Difficult to try "imaging" an old hard disk drive with a 486 PC (on DOS 6.2)
Thursday, June 4, 2015, 06:00 PM
Posted by Administrator
Many of you will tell me, that "imaging" (or "cloning") a hard disk drive is not really a difficult task. But did you ever tried this running old hardware and just with DOS ?
The first idea was to use Norton Ghost. But that was not really a good idea, because with older Ghost Versions (before 8.0) you cannot compress the target image file. There is a "spanning" option, but I had only a ZIP drive (100MB) with parallel port interface, and for a 420 MB HDD this will be no pleasure. The later, newer Ghost Version 8.0 and above always created an error message with a lot of register and address info, it seems these newer versions are not compatible with my 486 and MS-DOS 6.20.
So I had a long "Google" session until I found "savepart", written by Damien Guibouret -
download see "related link" below. This program runs on my 486 and it can create a compressed image file.
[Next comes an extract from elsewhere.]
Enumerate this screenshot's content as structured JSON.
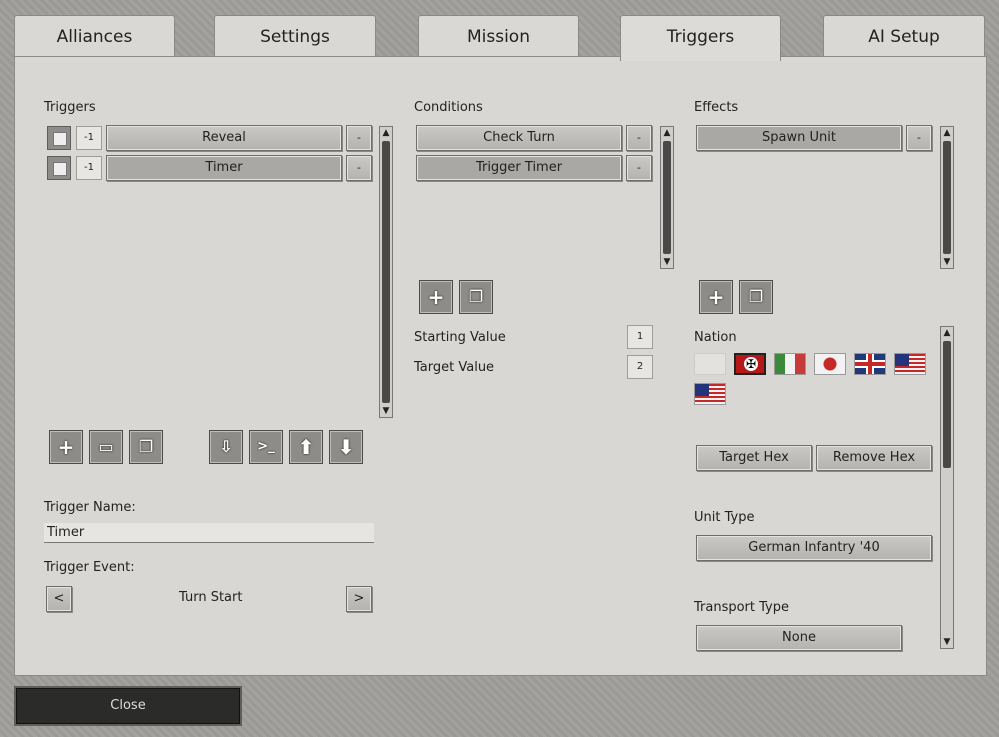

So I was quite happy to found it, believe me.
Start screen looks like this:
Choose "save element" to go on imaging your HDD, it's quite self explanated.
Edit later:
Meanwhile I was also able to convert it back to a raw hdd file (with the help of "spartw64.exe", which is savepart for 64bit Windows).
After having it back as a raw image on my modern i7-PC, I created a vdmk file (with raw2vmdk, launch it with "java -jar raw2vmdk.jar raw-image-filename newfile.vdmk").
Now I started VMPLAYER and used the already prepared vdmk file as "hard drive".